Massage Therapy

Benefits of Massage Therapy

Two of the greatest physiological changes produced by massage therapy are an increase in blood circulation and an increase in lymphatic fluid circulation. Consequently, there are several benefits from the increased circulation of these two vital body fluids. The lymphatic system is essentially the immune system, containing white cells, killer and T cells, among other guardian and soldier cells. Massage can increase the effectiveness of the immune system by increasing the distribution of lymphatic fluid.

Increased blood circulation will bring about reduction of swelling (edema); faster healing (better delivery of nutrition to cells and removal of cellular debris); lowered heart rate and blood pressure (increased volume of blood) and enhanced overall health (smooth delivery of the body chemical messengers, nutrition and removal of debris to and from all organs).

In the case of injury, either from trauma (e.g. accidents or surgery) or repetitive strain (e.g. poor posture, poor ergonomic design of tools and furniture), a massage therapist can physically stretch muscles, inhibit muscle spasm, increase range of motion of joints and help break down scar tissue.
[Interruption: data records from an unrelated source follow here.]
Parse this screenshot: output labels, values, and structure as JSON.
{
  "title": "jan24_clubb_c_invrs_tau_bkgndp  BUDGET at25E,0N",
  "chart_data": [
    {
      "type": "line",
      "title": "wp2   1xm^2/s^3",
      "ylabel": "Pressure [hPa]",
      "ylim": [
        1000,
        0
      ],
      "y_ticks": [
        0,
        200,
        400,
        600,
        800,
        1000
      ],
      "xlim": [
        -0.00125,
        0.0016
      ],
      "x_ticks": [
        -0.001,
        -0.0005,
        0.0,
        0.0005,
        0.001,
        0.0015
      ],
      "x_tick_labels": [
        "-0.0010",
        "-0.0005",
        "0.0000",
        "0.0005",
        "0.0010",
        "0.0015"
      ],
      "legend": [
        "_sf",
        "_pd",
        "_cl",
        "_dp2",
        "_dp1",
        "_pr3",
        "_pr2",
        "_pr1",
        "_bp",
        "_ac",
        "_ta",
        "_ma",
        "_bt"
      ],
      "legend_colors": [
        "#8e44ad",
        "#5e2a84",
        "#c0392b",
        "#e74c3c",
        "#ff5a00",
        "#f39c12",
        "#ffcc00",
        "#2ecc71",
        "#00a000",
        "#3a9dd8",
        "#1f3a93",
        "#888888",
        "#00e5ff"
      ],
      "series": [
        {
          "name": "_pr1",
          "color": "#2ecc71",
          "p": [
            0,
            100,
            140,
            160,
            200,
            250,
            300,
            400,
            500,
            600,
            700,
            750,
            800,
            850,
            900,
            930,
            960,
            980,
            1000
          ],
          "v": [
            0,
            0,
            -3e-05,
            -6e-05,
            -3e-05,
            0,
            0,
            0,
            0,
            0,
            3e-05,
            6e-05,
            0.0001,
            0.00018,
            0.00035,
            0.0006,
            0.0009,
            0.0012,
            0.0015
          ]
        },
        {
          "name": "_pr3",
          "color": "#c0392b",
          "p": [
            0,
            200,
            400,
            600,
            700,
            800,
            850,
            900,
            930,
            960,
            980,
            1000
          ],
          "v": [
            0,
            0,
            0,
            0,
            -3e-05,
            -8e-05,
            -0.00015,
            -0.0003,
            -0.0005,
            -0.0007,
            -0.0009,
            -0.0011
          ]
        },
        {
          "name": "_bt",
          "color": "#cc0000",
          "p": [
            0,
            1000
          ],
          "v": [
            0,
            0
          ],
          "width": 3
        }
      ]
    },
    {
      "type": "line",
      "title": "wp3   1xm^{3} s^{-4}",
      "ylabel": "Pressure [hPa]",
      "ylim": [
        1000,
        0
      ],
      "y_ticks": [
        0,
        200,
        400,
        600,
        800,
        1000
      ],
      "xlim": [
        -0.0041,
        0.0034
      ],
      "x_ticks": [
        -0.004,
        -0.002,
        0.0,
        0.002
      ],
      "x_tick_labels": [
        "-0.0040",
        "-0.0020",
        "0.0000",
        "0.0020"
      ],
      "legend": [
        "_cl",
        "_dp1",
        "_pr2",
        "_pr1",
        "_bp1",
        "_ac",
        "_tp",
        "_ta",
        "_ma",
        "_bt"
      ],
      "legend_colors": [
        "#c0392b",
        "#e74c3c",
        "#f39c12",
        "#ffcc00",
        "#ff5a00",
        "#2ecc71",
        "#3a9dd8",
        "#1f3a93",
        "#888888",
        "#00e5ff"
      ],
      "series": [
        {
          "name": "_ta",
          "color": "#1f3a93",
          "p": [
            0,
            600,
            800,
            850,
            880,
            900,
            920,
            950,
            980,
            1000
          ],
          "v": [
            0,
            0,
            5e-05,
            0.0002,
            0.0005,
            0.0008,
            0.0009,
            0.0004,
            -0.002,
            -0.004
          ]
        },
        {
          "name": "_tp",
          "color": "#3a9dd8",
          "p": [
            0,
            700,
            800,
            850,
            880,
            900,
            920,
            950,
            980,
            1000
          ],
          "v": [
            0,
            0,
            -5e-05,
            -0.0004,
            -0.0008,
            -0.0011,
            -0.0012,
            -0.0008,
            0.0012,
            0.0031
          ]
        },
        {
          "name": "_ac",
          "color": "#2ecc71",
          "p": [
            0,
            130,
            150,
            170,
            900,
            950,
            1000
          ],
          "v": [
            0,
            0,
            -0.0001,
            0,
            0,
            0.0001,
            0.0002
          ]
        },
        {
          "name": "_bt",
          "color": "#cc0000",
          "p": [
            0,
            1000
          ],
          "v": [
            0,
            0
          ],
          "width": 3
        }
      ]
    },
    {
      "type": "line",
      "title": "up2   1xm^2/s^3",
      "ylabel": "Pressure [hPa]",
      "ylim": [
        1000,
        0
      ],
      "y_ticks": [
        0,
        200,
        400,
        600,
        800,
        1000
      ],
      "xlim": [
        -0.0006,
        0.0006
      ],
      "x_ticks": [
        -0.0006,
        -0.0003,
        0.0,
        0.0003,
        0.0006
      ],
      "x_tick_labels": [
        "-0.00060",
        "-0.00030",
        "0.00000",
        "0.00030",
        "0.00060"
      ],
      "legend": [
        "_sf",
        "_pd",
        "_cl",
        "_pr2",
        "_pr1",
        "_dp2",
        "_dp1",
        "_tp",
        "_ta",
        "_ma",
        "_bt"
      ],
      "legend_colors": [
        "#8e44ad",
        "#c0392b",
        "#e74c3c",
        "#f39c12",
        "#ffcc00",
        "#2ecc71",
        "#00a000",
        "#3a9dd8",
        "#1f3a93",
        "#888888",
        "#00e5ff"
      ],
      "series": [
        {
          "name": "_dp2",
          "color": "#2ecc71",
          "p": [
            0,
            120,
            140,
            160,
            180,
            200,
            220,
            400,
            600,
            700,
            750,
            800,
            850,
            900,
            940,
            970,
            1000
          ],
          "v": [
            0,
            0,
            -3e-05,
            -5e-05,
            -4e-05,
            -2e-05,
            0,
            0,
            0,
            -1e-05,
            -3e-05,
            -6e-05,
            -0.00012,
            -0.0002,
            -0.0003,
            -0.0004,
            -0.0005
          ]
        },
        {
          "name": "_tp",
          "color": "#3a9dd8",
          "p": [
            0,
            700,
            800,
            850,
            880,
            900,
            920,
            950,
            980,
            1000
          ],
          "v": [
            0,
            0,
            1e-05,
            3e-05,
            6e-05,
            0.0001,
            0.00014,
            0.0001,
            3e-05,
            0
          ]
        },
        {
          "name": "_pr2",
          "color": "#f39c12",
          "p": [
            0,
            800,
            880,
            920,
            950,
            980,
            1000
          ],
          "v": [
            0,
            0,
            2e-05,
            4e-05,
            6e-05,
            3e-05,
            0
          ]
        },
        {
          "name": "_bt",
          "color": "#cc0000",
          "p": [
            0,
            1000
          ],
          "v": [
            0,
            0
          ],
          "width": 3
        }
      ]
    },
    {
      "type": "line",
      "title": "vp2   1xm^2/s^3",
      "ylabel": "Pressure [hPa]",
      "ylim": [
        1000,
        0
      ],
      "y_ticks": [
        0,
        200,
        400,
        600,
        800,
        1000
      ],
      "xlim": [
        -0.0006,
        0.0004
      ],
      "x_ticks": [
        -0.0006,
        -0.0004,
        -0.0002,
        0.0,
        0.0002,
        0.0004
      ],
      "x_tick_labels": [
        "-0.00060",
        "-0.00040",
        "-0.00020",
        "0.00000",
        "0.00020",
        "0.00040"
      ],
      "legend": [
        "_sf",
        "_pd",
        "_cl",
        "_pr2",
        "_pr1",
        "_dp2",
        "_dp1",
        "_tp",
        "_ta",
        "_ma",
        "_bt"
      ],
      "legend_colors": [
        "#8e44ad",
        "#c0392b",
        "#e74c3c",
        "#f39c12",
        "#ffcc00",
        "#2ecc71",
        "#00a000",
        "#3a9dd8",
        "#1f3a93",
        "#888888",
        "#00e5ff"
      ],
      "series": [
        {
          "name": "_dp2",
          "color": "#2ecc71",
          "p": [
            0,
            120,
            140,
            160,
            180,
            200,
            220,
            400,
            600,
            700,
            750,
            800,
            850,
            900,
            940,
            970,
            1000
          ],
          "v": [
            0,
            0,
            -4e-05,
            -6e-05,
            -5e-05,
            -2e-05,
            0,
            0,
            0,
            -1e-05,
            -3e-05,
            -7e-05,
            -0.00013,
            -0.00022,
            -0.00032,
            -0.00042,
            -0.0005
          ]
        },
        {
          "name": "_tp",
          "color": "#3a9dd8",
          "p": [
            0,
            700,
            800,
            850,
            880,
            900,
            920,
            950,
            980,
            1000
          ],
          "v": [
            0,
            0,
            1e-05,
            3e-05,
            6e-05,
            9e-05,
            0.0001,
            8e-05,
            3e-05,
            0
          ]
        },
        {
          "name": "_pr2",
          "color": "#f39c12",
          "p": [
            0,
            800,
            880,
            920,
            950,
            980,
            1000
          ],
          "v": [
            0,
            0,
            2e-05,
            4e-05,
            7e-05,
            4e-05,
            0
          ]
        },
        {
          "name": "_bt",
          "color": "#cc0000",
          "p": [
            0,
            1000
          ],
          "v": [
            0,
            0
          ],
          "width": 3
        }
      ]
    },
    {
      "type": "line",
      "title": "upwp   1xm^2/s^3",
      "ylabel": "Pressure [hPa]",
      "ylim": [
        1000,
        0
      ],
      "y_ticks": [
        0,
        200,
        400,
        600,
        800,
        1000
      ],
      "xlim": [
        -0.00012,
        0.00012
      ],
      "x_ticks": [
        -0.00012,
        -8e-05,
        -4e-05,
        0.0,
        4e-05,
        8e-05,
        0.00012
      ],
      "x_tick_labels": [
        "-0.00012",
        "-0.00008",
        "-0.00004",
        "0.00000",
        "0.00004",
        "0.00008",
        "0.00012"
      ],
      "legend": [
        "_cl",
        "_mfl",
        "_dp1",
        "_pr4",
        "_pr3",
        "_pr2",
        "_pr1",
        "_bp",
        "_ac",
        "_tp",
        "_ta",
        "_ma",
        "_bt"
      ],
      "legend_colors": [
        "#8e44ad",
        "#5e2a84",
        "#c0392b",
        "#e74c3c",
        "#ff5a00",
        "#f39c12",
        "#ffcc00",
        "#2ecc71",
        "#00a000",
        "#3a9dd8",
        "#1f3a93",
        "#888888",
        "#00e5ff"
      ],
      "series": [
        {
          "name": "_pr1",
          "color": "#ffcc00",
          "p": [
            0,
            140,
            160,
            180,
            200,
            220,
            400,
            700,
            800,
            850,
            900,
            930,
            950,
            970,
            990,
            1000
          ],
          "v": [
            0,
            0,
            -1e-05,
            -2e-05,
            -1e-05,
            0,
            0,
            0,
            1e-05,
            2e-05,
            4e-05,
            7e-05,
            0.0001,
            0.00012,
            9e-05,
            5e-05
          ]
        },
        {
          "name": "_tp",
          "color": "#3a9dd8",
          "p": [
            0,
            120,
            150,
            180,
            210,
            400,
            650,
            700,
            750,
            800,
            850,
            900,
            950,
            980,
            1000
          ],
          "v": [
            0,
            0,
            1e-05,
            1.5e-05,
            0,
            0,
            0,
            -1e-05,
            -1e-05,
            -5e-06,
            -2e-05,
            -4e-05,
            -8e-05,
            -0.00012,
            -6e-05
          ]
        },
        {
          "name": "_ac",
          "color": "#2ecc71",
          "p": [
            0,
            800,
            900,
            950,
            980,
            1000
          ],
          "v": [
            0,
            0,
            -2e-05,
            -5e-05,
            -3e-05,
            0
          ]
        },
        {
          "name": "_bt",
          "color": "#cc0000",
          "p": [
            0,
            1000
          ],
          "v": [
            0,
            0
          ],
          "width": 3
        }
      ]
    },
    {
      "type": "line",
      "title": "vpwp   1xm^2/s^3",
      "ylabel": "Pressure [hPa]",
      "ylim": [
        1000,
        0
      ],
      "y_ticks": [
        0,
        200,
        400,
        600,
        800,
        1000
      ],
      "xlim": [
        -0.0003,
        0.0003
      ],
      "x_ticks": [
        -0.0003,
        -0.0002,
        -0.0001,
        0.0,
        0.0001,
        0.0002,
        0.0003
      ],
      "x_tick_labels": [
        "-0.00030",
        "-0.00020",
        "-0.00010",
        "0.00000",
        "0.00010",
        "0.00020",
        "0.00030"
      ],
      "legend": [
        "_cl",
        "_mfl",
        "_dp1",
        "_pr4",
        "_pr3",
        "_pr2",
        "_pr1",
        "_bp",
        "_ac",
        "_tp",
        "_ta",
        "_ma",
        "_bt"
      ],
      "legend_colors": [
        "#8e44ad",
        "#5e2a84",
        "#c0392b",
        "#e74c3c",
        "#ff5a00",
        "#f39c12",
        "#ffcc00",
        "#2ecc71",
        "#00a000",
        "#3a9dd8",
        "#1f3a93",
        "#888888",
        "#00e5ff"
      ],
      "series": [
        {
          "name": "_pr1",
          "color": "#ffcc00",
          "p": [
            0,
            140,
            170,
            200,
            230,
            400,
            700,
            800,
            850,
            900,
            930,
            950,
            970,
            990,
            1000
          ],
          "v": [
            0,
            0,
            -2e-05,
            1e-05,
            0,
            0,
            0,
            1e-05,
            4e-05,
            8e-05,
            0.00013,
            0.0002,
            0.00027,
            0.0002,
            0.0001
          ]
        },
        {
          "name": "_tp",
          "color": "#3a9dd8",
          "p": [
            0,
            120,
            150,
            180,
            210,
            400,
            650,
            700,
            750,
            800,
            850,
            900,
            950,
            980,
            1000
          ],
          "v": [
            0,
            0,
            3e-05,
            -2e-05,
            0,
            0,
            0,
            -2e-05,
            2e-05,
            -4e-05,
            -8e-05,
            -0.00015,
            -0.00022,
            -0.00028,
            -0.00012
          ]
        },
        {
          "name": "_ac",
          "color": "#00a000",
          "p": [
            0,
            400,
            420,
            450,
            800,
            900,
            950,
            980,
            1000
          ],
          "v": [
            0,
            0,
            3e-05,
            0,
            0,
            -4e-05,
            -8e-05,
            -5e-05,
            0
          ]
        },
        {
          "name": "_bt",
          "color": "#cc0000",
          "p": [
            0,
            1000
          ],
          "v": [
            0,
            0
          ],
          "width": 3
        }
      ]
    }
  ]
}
A massage therapist is trained to assess and treat most soft tissues of the human body (muscles, tendons, ligaments, fascia and other connecting tissue). Once a pattern of muscle dysfunction is assessed and treated, a massage therapist will provide advice and tools such as specific exercises and stretches to lessen or eliminate the soft tissue problem.

Often touted are the psychological benefits of massage therapy. Massage therapy will reduce emotional stress, which in turn will reduce or eliminate the production of stress chemicals in the body.¬†Stress chemicals (the fight or flight response), can be harmful to the body over long periods of time. Physical touch and massage techniques involving slow, soothing strokes to one’s back or neck can slow a busy, overworked mind and settle or centre a person.

Health professionals also recognize the communication of such caring touch as an adjunct to pain relief, whether physical or emotional. If a person’s physical or emotional health is challenged, massage therapy can produce benefits whether the situation is acute (immediate) or chronic (long-standing). Many people also use regular massage therapy as a form of body maintenance, receiving massage faithfully for the continuance of good health.

People with the following conditions have reported that therapeutic massage has lessened or relieved many of their symptoms:

  • Arthritis
  • Back pain
  • Carpal Tunnel Syndrome
  • Chronic and acute pain
  • Fibromyalgia
  • Gastrointestinal disorders
  • Headaches
  • Immune system disorders
  • Insomnia
  • Joint strains and sprains
  • Motor vehicle accidents
  • Myofascial pain
  • Pregnancy associated problems
  • Repetitive strain injuries
  • Some circulatory problems
  • Sports injuries
  • Stress
  • Temporomandibular Joint (TMJ) Dysfunction and other jaw problems.